17 Aralık 2013 Salı

Kaçış



Liste kültürün başlangıç noktasıdır. sanat ve edebiyat tarihinin başlangıcıdır. Kültür ne ister? Sonsuzluğu anlaşılır kılmak ister. Aynı zamanda düzen yaratmak ister - hep değil ama, kimi zaman. Peki insan olarak sonsuzlukla nasıl yüzleşebiliriz? Kişi anlaşılmaz olanı nasıl kavrayabilir? Listeler, kataloglar, müze koleksiyonları ve ansiklopediler ile sözlüklerin yardımıyla. Don Juan'ın yattığı kadınları sıralamanın bir cazibesi vardır: Mozart'ın libretto metinlerini yazan Lorenzo da Ponte'ye bakılırsa 2063'tür bu sayı. Aynı zamanda pratik listeler de yaparız -alışveriş listesi, vasiyetname, menü- ve bunlar da kendilerince kültürel başarılar sayılır. (...) Liste kültürü yok etmez; onu yaratır. Kültürel tarihte nereye bakarsanız listelerle karşılaşırsınız. Baş döndürücü niteliktedir bunlar hatta: azizlerin, ordular ve şifalı bitkilerin, hazinelerin ve kitap adlarının oluşturduğu listeler. (...) Benim romanlarım da listelerle doludur bu arada.

 Soru: Neden gerçekte tamamlamamızın mümkün olmadığı şeyleri tamamlamak için bunca vakit harcıyoruz?

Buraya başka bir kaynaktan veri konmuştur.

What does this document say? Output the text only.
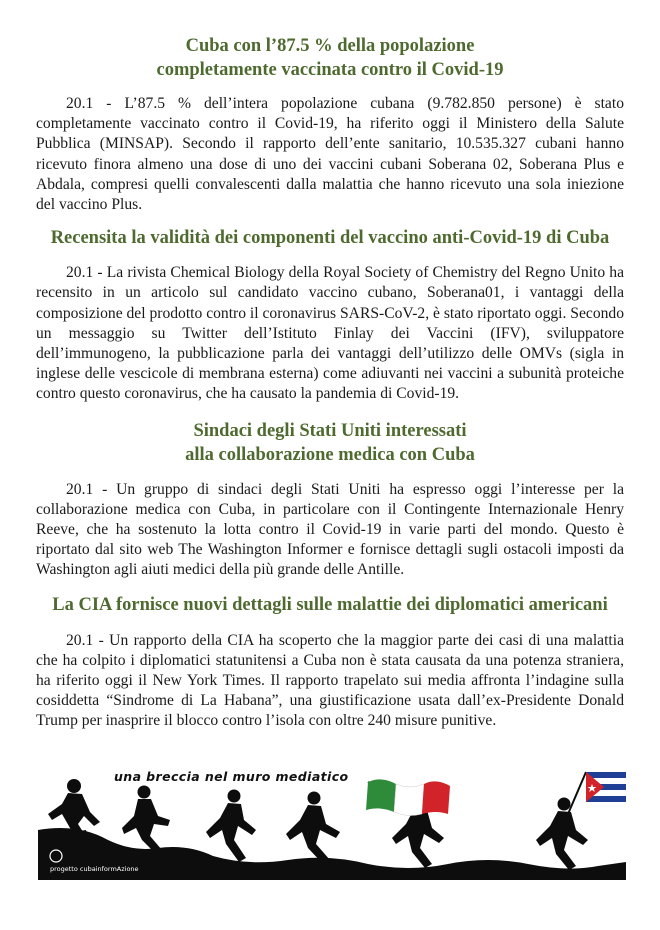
Cuba con l’87.5 % della popolazione
completamente vaccinata contro il Covid-19

20.1 - L’87.5 % dell’intera popolazione cubana (9.782.850 persone) è stato completamente vaccinato contro il Covid-19, ha riferito oggi il Ministero della Salute Pubblica (MINSAP). Secondo il rapporto dell’ente sanitario, 10.535.327 cubani hanno ricevuto finora almeno una dose di uno dei vaccini cubani Soberana 02, Soberana Plus e Abdala, compresi quelli convalescenti dalla malattia che hanno ricevuto una sola iniezione del vaccino Plus.

Recensita la validità dei componenti del vaccino anti-Covid-19 di Cuba

20.1 - La rivista Chemical Biology della Royal Society of Chemistry del Regno Unito ha recensito in un articolo sul candidato vaccino cubano, Soberana01, i vantaggi della composizione del prodotto contro il coronavirus SARS-CoV-2, è stato riportato oggi. Secondo un messaggio su Twitter dell’Istituto Finlay dei Vaccini (IFV), sviluppatore dell’immunogeno, la pubblicazione parla dei vantaggi dell’utilizzo delle OMVs (sigla in inglese delle vescicole di membrana esterna) come adiuvanti nei vaccini a subunità proteiche contro questo coronavirus, che ha causato la pandemia di Covid-19.

Sindaci degli Stati Uniti interessati
alla collaborazione medica con Cuba

20.1 - Un gruppo di sindaci degli Stati Uniti ha espresso oggi l’interesse per la collaborazione medica con Cuba, in particolare con il Contingente Internazionale Henry Reeve, che ha sostenuto la lotta contro il Covid-19 in varie parti del mondo. Questo è riportato dal sito web The Washington Informer e fornisce dettagli sugli ostacoli imposti da Washington agli aiuti medici della più grande delle Antille.

La CIA fornisce nuovi dettagli sulle malattie dei diplomatici americani

20.1 - Un rapporto della CIA ha scoperto che la maggior parte dei casi di una malattia che ha colpito i diplomatici statunitensi a Cuba non è stata causata da una potenza straniera, ha riferito oggi il New York Times. Il rapporto trapelato sui media affronta l’indagine sulla cosiddetta “Sindrome di La Habana”, una giustificazione usata dall’ex-Presidente Donald Trump per inasprire il blocco contro l’isola con oltre 240 misure punitive.

una breccia nel muro mediatico
progetto cubainformAzione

Bir kısıtlamamız var bizim, son derece caydırıcı, utanç verici bir kısıtlama: ölüm. Bu yüzden sınırsız olduğunu, dolayısıyla sonu olmadığını var saydığımız şeyleri bunca severiz. Ölüme kafa yormaktan kaçmanıın bir yoludur bu. 

Listeleri seviyoruz çünkü ölmek istemiyoruz. 

(Umberto Eco, Der Spiegel ile Louvre'daki liste temalı sergisi hakkında söyleşiyor. Listelerin de, listelenmesi gerekenleri de sonu, bir türlü gelmiyor... ve her liste, hep eksik. Görselde envanter çıkarmaya müsait gibi duran bir an, Asmalımescit - kaç pencere, kaç ayna, kaç yansıma: kaç sıçrama?)